10 Greatest Final Albums In Rock
1. Let It Be - The Beatles
In a perfect world, there’s a good chance that we would have never seen the sessions for Let It Be come out. After the initial recordings were put on the shelf, the Beatles thought that they should give their fans a good final album to close things out on, putting together Abbey Road and pushing themselves to their absolute best one last time. When they owed the company one more album though, the band offered this as their swan song, with some faint wisps of that old magic.
While most of Let It Be was assembled together by Phil Spector well after the fact, these sessions were still more than enough for something special, having the band getting back in touch with their roots as a great live rock and roll outfit. Although the rockers like Get Back and Dig a Pony might be a little more by the numbers compared to what they eventually did on Abbey Road, there are still some wild turns that you don’t really see coming, like the strange waltz feel of George Harrison’s I Me Mine and John Lennon turning in one of his best ever lyrics on Across the Universe.

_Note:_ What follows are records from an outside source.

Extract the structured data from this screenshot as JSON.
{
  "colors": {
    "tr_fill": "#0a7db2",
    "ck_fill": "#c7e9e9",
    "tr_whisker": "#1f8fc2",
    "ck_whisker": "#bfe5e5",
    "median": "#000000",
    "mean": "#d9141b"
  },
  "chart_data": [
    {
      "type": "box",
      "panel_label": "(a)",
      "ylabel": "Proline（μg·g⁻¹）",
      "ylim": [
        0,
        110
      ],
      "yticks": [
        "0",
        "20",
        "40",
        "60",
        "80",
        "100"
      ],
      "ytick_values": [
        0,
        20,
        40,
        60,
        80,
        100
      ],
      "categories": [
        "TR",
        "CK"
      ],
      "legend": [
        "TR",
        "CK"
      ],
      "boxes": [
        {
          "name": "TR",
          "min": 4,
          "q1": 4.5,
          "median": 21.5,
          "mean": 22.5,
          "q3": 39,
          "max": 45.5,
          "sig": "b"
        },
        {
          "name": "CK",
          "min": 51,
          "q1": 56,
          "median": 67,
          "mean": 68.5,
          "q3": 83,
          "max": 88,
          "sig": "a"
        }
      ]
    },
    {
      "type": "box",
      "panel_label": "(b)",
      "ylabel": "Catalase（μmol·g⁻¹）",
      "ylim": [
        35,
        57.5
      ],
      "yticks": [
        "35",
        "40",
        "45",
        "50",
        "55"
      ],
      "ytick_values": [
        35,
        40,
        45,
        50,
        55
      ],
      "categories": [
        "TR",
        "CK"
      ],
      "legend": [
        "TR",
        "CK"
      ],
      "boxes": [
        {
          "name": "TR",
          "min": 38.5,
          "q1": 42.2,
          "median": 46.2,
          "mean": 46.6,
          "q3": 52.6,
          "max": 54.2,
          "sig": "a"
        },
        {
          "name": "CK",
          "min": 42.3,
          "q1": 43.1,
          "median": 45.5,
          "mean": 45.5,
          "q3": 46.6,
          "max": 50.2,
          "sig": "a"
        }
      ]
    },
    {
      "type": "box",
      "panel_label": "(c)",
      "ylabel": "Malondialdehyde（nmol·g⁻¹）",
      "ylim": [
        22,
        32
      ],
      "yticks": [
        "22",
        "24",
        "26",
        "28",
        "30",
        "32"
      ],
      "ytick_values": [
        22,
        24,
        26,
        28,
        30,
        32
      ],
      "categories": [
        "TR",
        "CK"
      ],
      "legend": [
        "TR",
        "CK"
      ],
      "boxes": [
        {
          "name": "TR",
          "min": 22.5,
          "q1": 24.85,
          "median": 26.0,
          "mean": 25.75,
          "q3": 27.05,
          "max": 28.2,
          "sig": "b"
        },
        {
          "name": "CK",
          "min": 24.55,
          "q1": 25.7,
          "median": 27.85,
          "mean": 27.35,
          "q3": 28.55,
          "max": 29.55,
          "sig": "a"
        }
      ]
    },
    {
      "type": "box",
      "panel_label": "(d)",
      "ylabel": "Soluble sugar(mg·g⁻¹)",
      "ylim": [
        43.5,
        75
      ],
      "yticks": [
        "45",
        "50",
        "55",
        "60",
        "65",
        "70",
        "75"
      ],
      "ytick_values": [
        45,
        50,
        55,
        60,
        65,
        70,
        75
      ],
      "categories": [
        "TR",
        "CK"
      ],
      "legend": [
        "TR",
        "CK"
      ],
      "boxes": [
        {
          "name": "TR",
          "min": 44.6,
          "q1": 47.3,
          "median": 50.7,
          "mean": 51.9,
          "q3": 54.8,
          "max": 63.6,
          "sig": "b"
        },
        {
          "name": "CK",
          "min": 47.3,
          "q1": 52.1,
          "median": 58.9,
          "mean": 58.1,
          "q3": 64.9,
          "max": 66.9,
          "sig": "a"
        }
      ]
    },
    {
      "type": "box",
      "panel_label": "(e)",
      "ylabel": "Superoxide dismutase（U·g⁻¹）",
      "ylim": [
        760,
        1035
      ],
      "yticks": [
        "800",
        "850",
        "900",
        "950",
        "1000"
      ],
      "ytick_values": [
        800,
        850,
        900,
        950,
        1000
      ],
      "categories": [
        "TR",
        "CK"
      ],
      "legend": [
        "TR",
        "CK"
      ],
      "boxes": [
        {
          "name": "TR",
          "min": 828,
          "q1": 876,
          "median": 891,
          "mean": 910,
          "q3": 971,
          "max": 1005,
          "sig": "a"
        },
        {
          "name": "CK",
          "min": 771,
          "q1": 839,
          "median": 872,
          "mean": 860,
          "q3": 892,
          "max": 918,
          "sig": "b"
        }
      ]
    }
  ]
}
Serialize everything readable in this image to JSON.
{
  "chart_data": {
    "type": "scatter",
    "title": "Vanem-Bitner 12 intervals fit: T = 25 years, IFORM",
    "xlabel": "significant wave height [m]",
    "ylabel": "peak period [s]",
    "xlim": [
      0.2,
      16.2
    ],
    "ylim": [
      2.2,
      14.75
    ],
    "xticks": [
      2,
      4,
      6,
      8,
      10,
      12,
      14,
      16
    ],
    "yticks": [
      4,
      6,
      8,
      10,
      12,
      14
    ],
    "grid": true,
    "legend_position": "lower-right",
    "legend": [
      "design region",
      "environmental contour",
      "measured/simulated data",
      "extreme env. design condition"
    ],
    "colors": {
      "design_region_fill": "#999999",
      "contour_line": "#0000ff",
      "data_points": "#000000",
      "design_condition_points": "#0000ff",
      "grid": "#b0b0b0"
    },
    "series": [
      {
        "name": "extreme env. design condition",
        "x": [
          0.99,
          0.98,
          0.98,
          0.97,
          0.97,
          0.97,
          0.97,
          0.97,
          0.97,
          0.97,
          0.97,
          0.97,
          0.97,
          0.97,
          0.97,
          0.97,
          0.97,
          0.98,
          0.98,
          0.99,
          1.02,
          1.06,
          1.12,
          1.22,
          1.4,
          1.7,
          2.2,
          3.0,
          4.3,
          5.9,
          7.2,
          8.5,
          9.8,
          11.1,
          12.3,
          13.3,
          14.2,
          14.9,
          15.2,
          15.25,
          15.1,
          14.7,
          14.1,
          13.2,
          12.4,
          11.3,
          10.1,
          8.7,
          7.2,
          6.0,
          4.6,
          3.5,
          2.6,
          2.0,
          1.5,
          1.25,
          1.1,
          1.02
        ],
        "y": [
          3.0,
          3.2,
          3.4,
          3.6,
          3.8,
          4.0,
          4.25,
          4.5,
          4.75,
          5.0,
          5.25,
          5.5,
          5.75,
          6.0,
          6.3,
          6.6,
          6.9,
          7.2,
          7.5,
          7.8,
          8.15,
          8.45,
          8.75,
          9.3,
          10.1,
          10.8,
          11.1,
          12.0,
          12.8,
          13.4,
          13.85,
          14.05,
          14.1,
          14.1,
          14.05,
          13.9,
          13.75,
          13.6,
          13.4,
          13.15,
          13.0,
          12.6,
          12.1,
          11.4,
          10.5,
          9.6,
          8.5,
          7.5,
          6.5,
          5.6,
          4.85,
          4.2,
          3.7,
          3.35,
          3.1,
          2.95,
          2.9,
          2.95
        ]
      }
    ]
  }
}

There are some songs that definitely feel like table scraps like Dig It and Maggie Mae, but they only enhance the album’s themes of seeing the band at their most streamlined, like you’re a fly on the wall during these sessions. The golden age of the Fab Four may have ended with lawsuits and a whole lot of bad blood, but this is a snapshot of the good times where the band still loved coming together to play some music.